On the telematics side, Zego’s app generates significant volumes of real-time customer data, requiring robust infrastructure to process and act on it effectively. “AWS has been great in helping us process this,” says Hueck. Alongside the technology, Zego and our other startups also emphasize the importance of personalized support and guidance from AWS in helping them stand out and succeed in a highly competitive London market.

“What surprised me about working with AWS is how easy it is to get support for when we have ideas to do something,” says Hueck. “For example, when we are running a new POC, we go to AWS and get help and advice from solution architects on the problem we're trying to solve.”

This collaborative approach to problem-solving is helping Zego move closer to achieving its “big growth ambitions,” says Hueck. “AWS solutions are very scalable, so as we're looking to grow as a business, grow our customers, and write a billion pounds of premium, I feel very confident that AWS will be able to support us.”

Securing investment & accessing support

For early-stage startups, standing out in one of the world’s most active startup environments also means competing for the capital needed to grow. One of the challenges of building a business in London, says Apoha’s Srivastava, is “accessing the investor base. There is an amazing investor base here, but we also want to be close to later-stage investors.” Securing investment is a challenge in any market, but in a city where ambition is abundant, founders must work to demonstrate traction and credibility.

To help ease this pressure, many of our startups have relied on initiatives like AWS Activate. The program provides tools, AWS Credits, and resources that help founders build and grow while reducing upfront infrastructure costs, freeing them up to focus on what matters to investors: progress and demonstrating readiness to scale. Apoha, for instance, had early access to AWS Credits, which “really moved the needle for us,” says Srivastava. “It helped us build the very first infrastructure for our customers. And that has taken us to the point at which we are able to run real programs on the infrastructure.”
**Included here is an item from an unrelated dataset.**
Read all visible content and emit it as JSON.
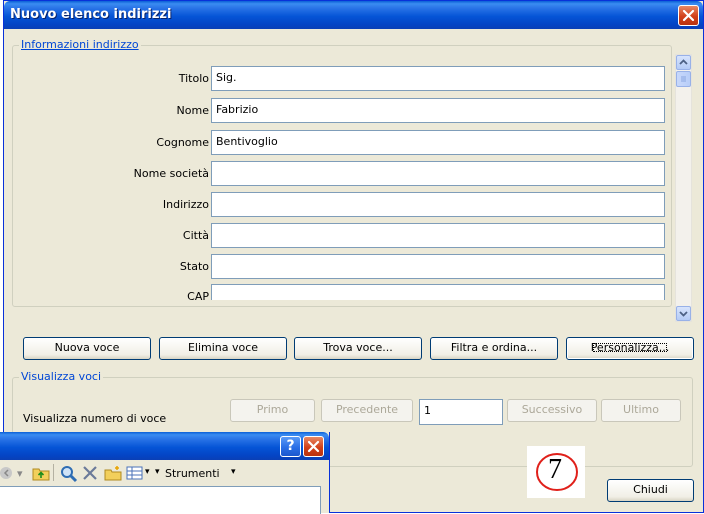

AWS Activate also proved “foundational” for Valyu, says Pithadia. “For a company that's building AI search at the scale of the web, having access to compute and storage budget makes all the difference, and helped us actually build a product.” Bessemer also notes the importance of AWS Activate to the startups the company works with, especially those at the early stage of their journey.

“You can access many different things across the AWS suite, whether it's compute, access to Amazon Bedrock and foundational models, infrastructure, storage, or databases,” says Chung. “So from the start, you don’t have to worry about building your own stack, and instead can focus on getting to market and hiring the best employees.”
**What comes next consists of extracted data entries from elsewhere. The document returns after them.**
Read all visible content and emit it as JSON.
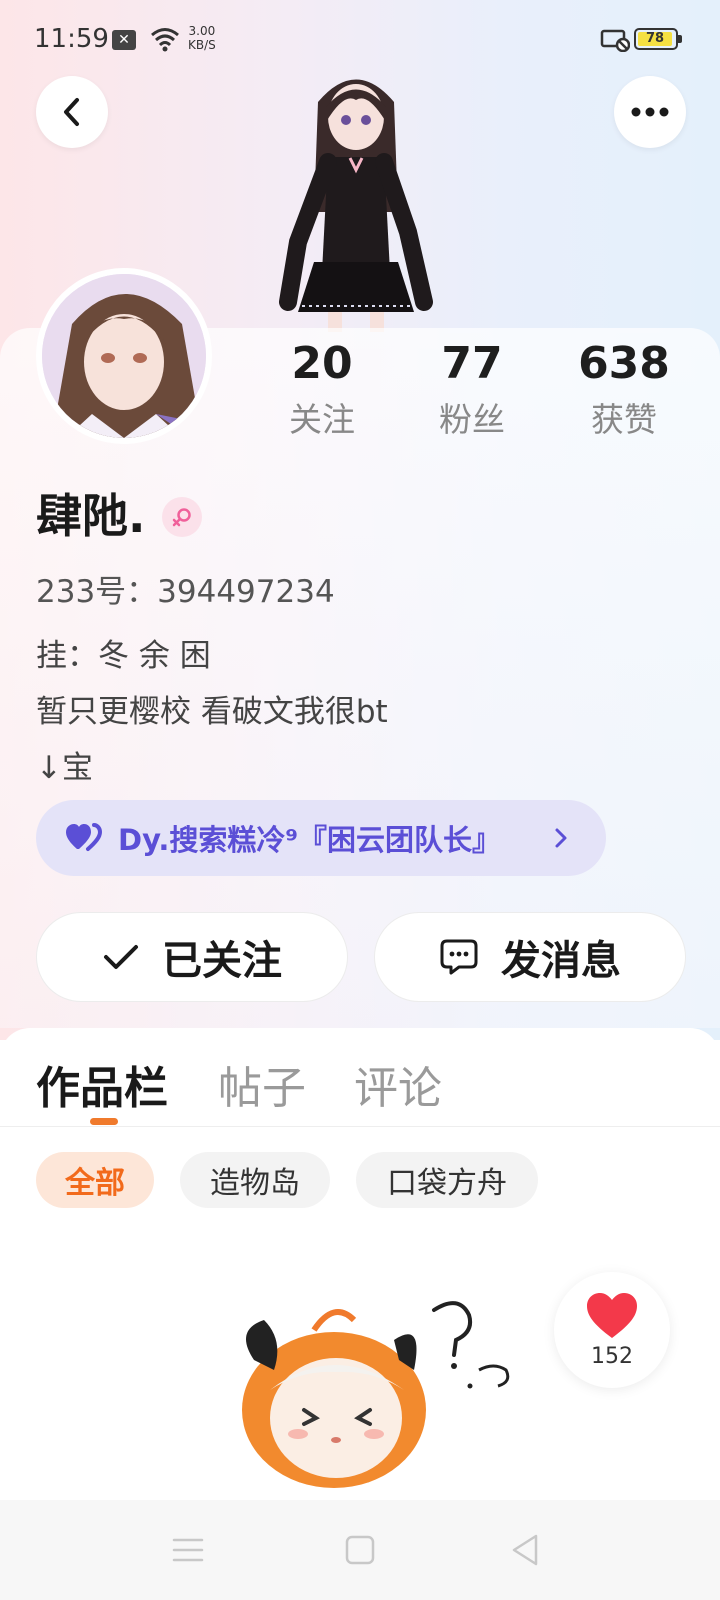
{
  "status_bar": {
    "time": "11:59",
    "net_speed_value": "3.00",
    "net_speed_unit": "KB/S",
    "battery": "78",
    "icons": [
      "notification-x-icon",
      "wifi-icon",
      "cast-off-icon",
      "battery-icon"
    ]
  },
  "header": {
    "back_icon": "chevron-left-icon",
    "more_icon": "more-dots-icon"
  },
  "profile": {
    "username": "肆阤.",
    "gender": "female",
    "uid": "233号：394497234",
    "bio_lines": [
      "挂：冬 余 困",
      "暂只更樱校 看破文我很bt",
      "↓宝"
    ],
    "link_chip": "Dy.搜索糕冷⁹『困云团队长』",
    "stats": [
      {
        "value": "20",
        "label": "关注"
      },
      {
        "value": "77",
        "label": "粉丝"
      },
      {
        "value": "638",
        "label": "获赞"
      }
    ]
  },
  "actions": {
    "follow_label": "已关注",
    "message_label": "发消息"
  },
  "tabs": [
    {
      "label": "作品栏",
      "active": true
    },
    {
      "label": "帖子",
      "active": false
    },
    {
      "label": "评论",
      "active": false
    }
  ],
  "filters": [
    {
      "label": "全部",
      "active": true
    },
    {
      "label": "造物岛",
      "active": false
    },
    {
      "label": "口袋方舟",
      "active": false
    }
  ],
  "like_float": {
    "count": "152"
  },
  "colors": {
    "accent_orange": "#f07a2c",
    "link_purple": "#5b4fd6",
    "female_pink": "#f0609a"
  },
  "nav_bar": [
    "menu-icon",
    "home-square-icon",
    "back-triangle-icon"
  ]
}
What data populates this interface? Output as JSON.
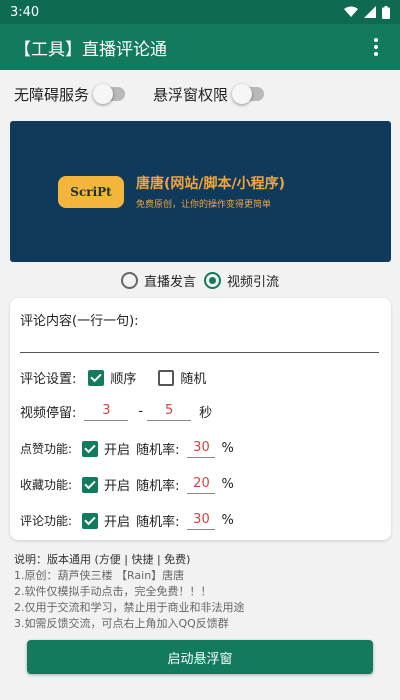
{
  "status": {
    "time": "3:40"
  },
  "app": {
    "title": "【工具】直播评论通"
  },
  "toggles": [
    {
      "label": "无障碍服务",
      "on": false
    },
    {
      "label": "悬浮窗权限",
      "on": false
    }
  ],
  "banner": {
    "logo_text": "ScriPt",
    "headline": "唐唐(网站/脚本/小程序)",
    "tagline": "免费原创，让你的操作变得更简单"
  },
  "mode": {
    "options": [
      "直播发言",
      "视频引流"
    ],
    "selected": "视频引流"
  },
  "form": {
    "comment_label": "评论内容(一行一句):",
    "comment_value": "",
    "settings_label": "评论设置:",
    "order_sequential": {
      "label": "顺序",
      "checked": true
    },
    "order_random": {
      "label": "随机",
      "checked": false
    },
    "stay_label": "视频停留:",
    "stay_min": "3",
    "stay_sep": "-",
    "stay_max": "5",
    "stay_unit": "秒",
    "features": [
      {
        "label": "点赞功能:",
        "enable_label": "开启",
        "enabled": true,
        "rate_label": "随机率:",
        "rate": "30",
        "unit": "%"
      },
      {
        "label": "收藏功能:",
        "enable_label": "开启",
        "enabled": true,
        "rate_label": "随机率:",
        "rate": "20",
        "unit": "%"
      },
      {
        "label": "评论功能:",
        "enable_label": "开启",
        "enabled": true,
        "rate_label": "随机率:",
        "rate": "30",
        "unit": "%"
      }
    ]
  },
  "notes": {
    "head": "说明：版本通用 (方便 | 快捷 | 免费)",
    "lines": [
      "1.原创：葫芦侠三楼 【Rain】唐唐",
      "2.软件仅模拟手动点击，完全免费！！！",
      "2.仅用于交流和学习，禁止用于商业和非法用途",
      "3.如需反馈交流，可点右上角加入QQ反馈群"
    ]
  },
  "start_button": "启动悬浮窗",
  "colors": {
    "primary": "#127a5d",
    "statusbar": "#0e6b52",
    "banner_bg": "#0f3a5c",
    "accent_orange": "#f3a43a",
    "number_red": "#d84040"
  }
}
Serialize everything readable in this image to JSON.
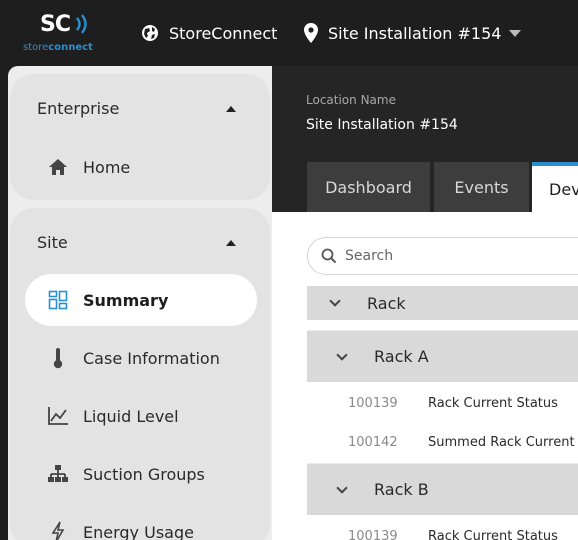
{
  "app": {
    "logo_mark": "SC",
    "logo_text_a": "store",
    "logo_text_b": "connect",
    "brand_color": "#2a8fd0"
  },
  "topbar": {
    "store_label": "StoreConnect",
    "store_icon": "globe-icon",
    "site_label": "Site Installation #154",
    "site_icon": "map-pin-icon"
  },
  "sidebar": {
    "groups": [
      {
        "title": "Enterprise",
        "items": [
          {
            "label": "Home",
            "icon": "home-icon"
          }
        ]
      },
      {
        "title": "Site",
        "items": [
          {
            "label": "Summary",
            "icon": "dashboard-grid-icon",
            "active": true
          },
          {
            "label": "Case Information",
            "icon": "thermometer-icon"
          },
          {
            "label": "Liquid Level",
            "icon": "line-chart-icon"
          },
          {
            "label": "Suction Groups",
            "icon": "hierarchy-icon"
          },
          {
            "label": "Energy Usage",
            "icon": "lightning-icon"
          }
        ]
      }
    ]
  },
  "header": {
    "location_label": "Location Name",
    "location_value": "Site Installation #154",
    "tabs": [
      {
        "label": "Dashboard"
      },
      {
        "label": "Events"
      },
      {
        "label": "Dev",
        "active": true
      }
    ]
  },
  "main": {
    "search": {
      "placeholder": "Search"
    },
    "rack_label": "Rack",
    "racks": [
      {
        "name": "Rack A",
        "points": [
          {
            "id": "100139",
            "name": "Rack Current Status"
          },
          {
            "id": "100142",
            "name": "Summed Rack Current"
          }
        ]
      },
      {
        "name": "Rack B",
        "points": [
          {
            "id": "100139",
            "name": "Rack Current Status"
          }
        ]
      }
    ]
  }
}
An active community building together

In addition to credits and technical support, the initiative also enables members to connect with a network of founders through events and peer-to-peer learning. In London, that sense of community is already embedded in the fabric of the city. For many of our startups, the proximity to a thriving, supportive startup environment is one of London’s greatest strengths. Pithadia recounts Valyu’s early days “when we were so bootstrapped and we used to work from a lot of startups’ offices.”

Being surrounded by like-minded founders had it benefits. “There is definitely this element of startups helping each other,” he continues. “If you’re in this ecosystem, working on genuine problems, you find that interesting conversations just tend to happen.”
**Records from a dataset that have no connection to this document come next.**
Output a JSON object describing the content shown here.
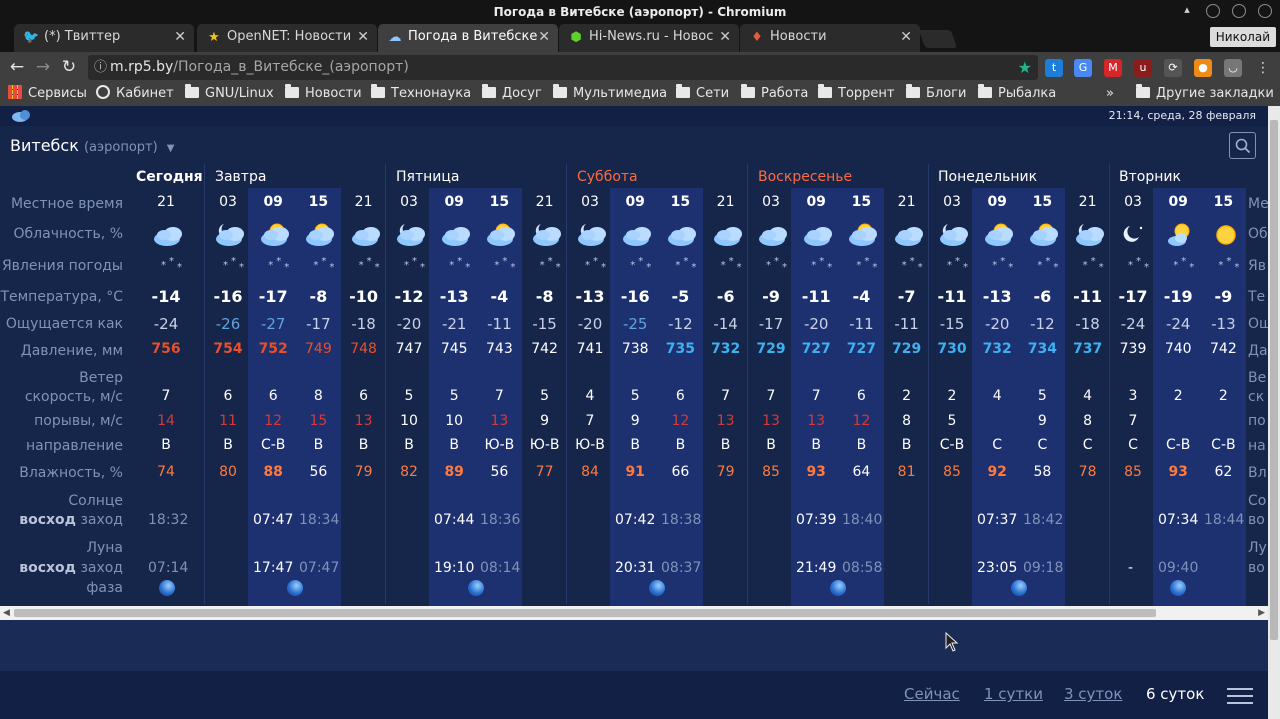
{
  "window": {
    "title": "Погода в Витебске (аэропорт) - Chromium"
  },
  "tabs": [
    {
      "label": "(*) Твиттер",
      "icon": "twitter-icon"
    },
    {
      "label": "OpenNET: Новости",
      "icon": "star-icon"
    },
    {
      "label": "Погода в Витебске",
      "icon": "weather-icon"
    },
    {
      "label": "Hi-News.ru - Новос",
      "icon": "hinews-icon"
    },
    {
      "label": "Новости",
      "icon": "rocket-icon"
    }
  ],
  "profile": {
    "name": "Николай"
  },
  "address": {
    "host": "m.rp5.by",
    "path": "/Погода_в_Витебске_(аэропорт)"
  },
  "bookmarks": {
    "apps": "Сервисы",
    "items": [
      "Кабинет",
      "GNU/Linux",
      "Новости",
      "Технонаука",
      "Досуг",
      "Мультимедиа",
      "Сети",
      "Работа",
      "Торрент",
      "Блоги",
      "Рыбалка"
    ],
    "more": "»",
    "other": "Другие закладки"
  },
  "page": {
    "datetime": "21:14, среда, 28 февраля",
    "city": "Витебск",
    "city_sub": "(аэропорт)",
    "labels": {
      "local_time": "Местное время",
      "clouds": "Облачность, %",
      "phenomena": "Явления погоды",
      "temperature": "Температура, °С",
      "feels": "Ощущается как",
      "pressure": "Давление, мм",
      "wind1": "Ветер",
      "wind2": "скорость, м/с",
      "gusts": "порывы, м/с",
      "direction": "направление",
      "humidity": "Влажность, %",
      "sun": "Солнце",
      "rise": "восход",
      "set": "заход",
      "moon": "Луна",
      "phase": "фаза"
    },
    "right_cut_labels": [
      "Ме",
      "Об",
      "Яв",
      "Те",
      "Ощ",
      "Да",
      "Ве",
      "ск",
      "по",
      "на",
      "Вл",
      "Со",
      "во",
      "Лу",
      "во"
    ]
  },
  "days": [
    {
      "name": "Сегодня",
      "weekend": false,
      "today": true,
      "sunrise": "",
      "sunset": "18:32",
      "moonrise": "",
      "moonset": "07:14",
      "slots": [
        {
          "h": "21",
          "t": "-14",
          "f": "-24",
          "p": "756",
          "w": "7",
          "g": "14",
          "d": "В",
          "hum": "74",
          "c": "cloudy"
        }
      ]
    },
    {
      "name": "Завтра",
      "weekend": false,
      "sunrise": "07:47",
      "sunset": "18:34",
      "moonrise": "17:47",
      "moonset": "07:47",
      "slots": [
        {
          "h": "03",
          "t": "-16",
          "f": "-26",
          "p": "754",
          "w": "6",
          "g": "11",
          "d": "В",
          "hum": "80",
          "c": "night-cloudy"
        },
        {
          "h": "09",
          "t": "-17",
          "f": "-27",
          "p": "752",
          "w": "6",
          "g": "12",
          "d": "С-В",
          "hum": "88",
          "c": "sun-cloud"
        },
        {
          "h": "15",
          "t": "-8",
          "f": "-17",
          "p": "749",
          "w": "8",
          "g": "15",
          "d": "В",
          "hum": "56",
          "c": "sun-cloud"
        },
        {
          "h": "21",
          "t": "-10",
          "f": "-18",
          "p": "748",
          "w": "6",
          "g": "13",
          "d": "В",
          "hum": "79",
          "c": "cloudy"
        }
      ]
    },
    {
      "name": "Пятница",
      "weekend": false,
      "sunrise": "07:44",
      "sunset": "18:36",
      "moonrise": "19:10",
      "moonset": "08:14",
      "slots": [
        {
          "h": "03",
          "t": "-12",
          "f": "-20",
          "p": "747",
          "w": "5",
          "g": "10",
          "d": "В",
          "hum": "82",
          "c": "night-cloudy"
        },
        {
          "h": "09",
          "t": "-13",
          "f": "-21",
          "p": "745",
          "w": "5",
          "g": "10",
          "d": "В",
          "hum": "89",
          "c": "cloudy"
        },
        {
          "h": "15",
          "t": "-4",
          "f": "-11",
          "p": "743",
          "w": "7",
          "g": "13",
          "d": "Ю-В",
          "hum": "56",
          "c": "sun-cloud"
        },
        {
          "h": "21",
          "t": "-8",
          "f": "-15",
          "p": "742",
          "w": "5",
          "g": "9",
          "d": "Ю-В",
          "hum": "77",
          "c": "night-cloudy"
        }
      ]
    },
    {
      "name": "Суббота",
      "weekend": true,
      "sunrise": "07:42",
      "sunset": "18:38",
      "moonrise": "20:31",
      "moonset": "08:37",
      "slots": [
        {
          "h": "03",
          "t": "-13",
          "f": "-20",
          "p": "741",
          "w": "4",
          "g": "7",
          "d": "Ю-В",
          "hum": "84",
          "c": "night-cloudy"
        },
        {
          "h": "09",
          "t": "-16",
          "f": "-25",
          "p": "738",
          "w": "5",
          "g": "9",
          "d": "В",
          "hum": "91",
          "c": "cloudy"
        },
        {
          "h": "15",
          "t": "-5",
          "f": "-12",
          "p": "735",
          "w": "6",
          "g": "12",
          "d": "В",
          "hum": "66",
          "c": "cloudy"
        },
        {
          "h": "21",
          "t": "-6",
          "f": "-14",
          "p": "732",
          "w": "7",
          "g": "13",
          "d": "В",
          "hum": "79",
          "c": "cloudy"
        }
      ]
    },
    {
      "name": "Воскресенье",
      "weekend": true,
      "sunrise": "07:39",
      "sunset": "18:40",
      "moonrise": "21:49",
      "moonset": "08:58",
      "slots": [
        {
          "h": "03",
          "t": "-9",
          "f": "-17",
          "p": "729",
          "w": "7",
          "g": "13",
          "d": "В",
          "hum": "85",
          "c": "cloudy"
        },
        {
          "h": "09",
          "t": "-11",
          "f": "-20",
          "p": "727",
          "w": "7",
          "g": "13",
          "d": "В",
          "hum": "93",
          "c": "cloudy"
        },
        {
          "h": "15",
          "t": "-4",
          "f": "-11",
          "p": "727",
          "w": "6",
          "g": "12",
          "d": "В",
          "hum": "64",
          "c": "sun-cloud"
        },
        {
          "h": "21",
          "t": "-7",
          "f": "-11",
          "p": "729",
          "w": "2",
          "g": "8",
          "d": "В",
          "hum": "81",
          "c": "cloudy"
        }
      ]
    },
    {
      "name": "Понедельник",
      "weekend": false,
      "sunrise": "07:37",
      "sunset": "18:42",
      "moonrise": "23:05",
      "moonset": "09:18",
      "slots": [
        {
          "h": "03",
          "t": "-11",
          "f": "-15",
          "p": "730",
          "w": "2",
          "g": "5",
          "d": "С-В",
          "hum": "85",
          "c": "night-cloudy"
        },
        {
          "h": "09",
          "t": "-13",
          "f": "-20",
          "p": "732",
          "w": "4",
          "g": "",
          "d": "С",
          "hum": "92",
          "c": "sun-cloud"
        },
        {
          "h": "15",
          "t": "-6",
          "f": "-12",
          "p": "734",
          "w": "5",
          "g": "9",
          "d": "С",
          "hum": "58",
          "c": "sun-cloud"
        },
        {
          "h": "21",
          "t": "-11",
          "f": "-18",
          "p": "737",
          "w": "4",
          "g": "8",
          "d": "С",
          "hum": "78",
          "c": "night-cloudy"
        }
      ]
    },
    {
      "name": "Вторник",
      "weekend": false,
      "sunrise": "07:34",
      "sunset": "18:44",
      "moonrise": "-",
      "moonset": "09:40",
      "slots": [
        {
          "h": "03",
          "t": "-17",
          "f": "-24",
          "p": "739",
          "w": "3",
          "g": "7",
          "d": "С",
          "hum": "85",
          "c": "night-clear"
        },
        {
          "h": "09",
          "t": "-19",
          "f": "-24",
          "p": "740",
          "w": "2",
          "g": "",
          "d": "С-В",
          "hum": "93",
          "c": "sun-small-cloud"
        },
        {
          "h": "15",
          "t": "-9",
          "f": "-13",
          "p": "742",
          "w": "2",
          "g": "",
          "d": "С-В",
          "hum": "62",
          "c": "sun"
        }
      ]
    }
  ],
  "footer": {
    "links": [
      "Сейчас",
      "1 сутки",
      "3 суток",
      "6 суток"
    ],
    "active_index": 3
  },
  "colors": {
    "background": "#16254a",
    "daylight_column": "#1d3170",
    "weekend_day": "#ff6a3d",
    "warm_red": "#e8502a",
    "gust_red": "#d7393a",
    "cold_blue": "#5fa3e0",
    "pressure_blue": "#3fb0f0",
    "humidity_orange": "#ff7a3c",
    "label_gray": "#7f92b8"
  }
}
Zego’s Hueck also highlights London’s “active” and “tech-driven” startup community. “There are a lot of events where information is shared and where you can speak to people that are doing similar things to you,” he says. “You can exchange information, upskill, and keep up to date with what's going on.”

For Apoha, London’s community “is what drives us,” says Srivastava. “Whether it's the startup community, the builder community or the customer community; we're all just building together and really trying to solve fundamental problems.”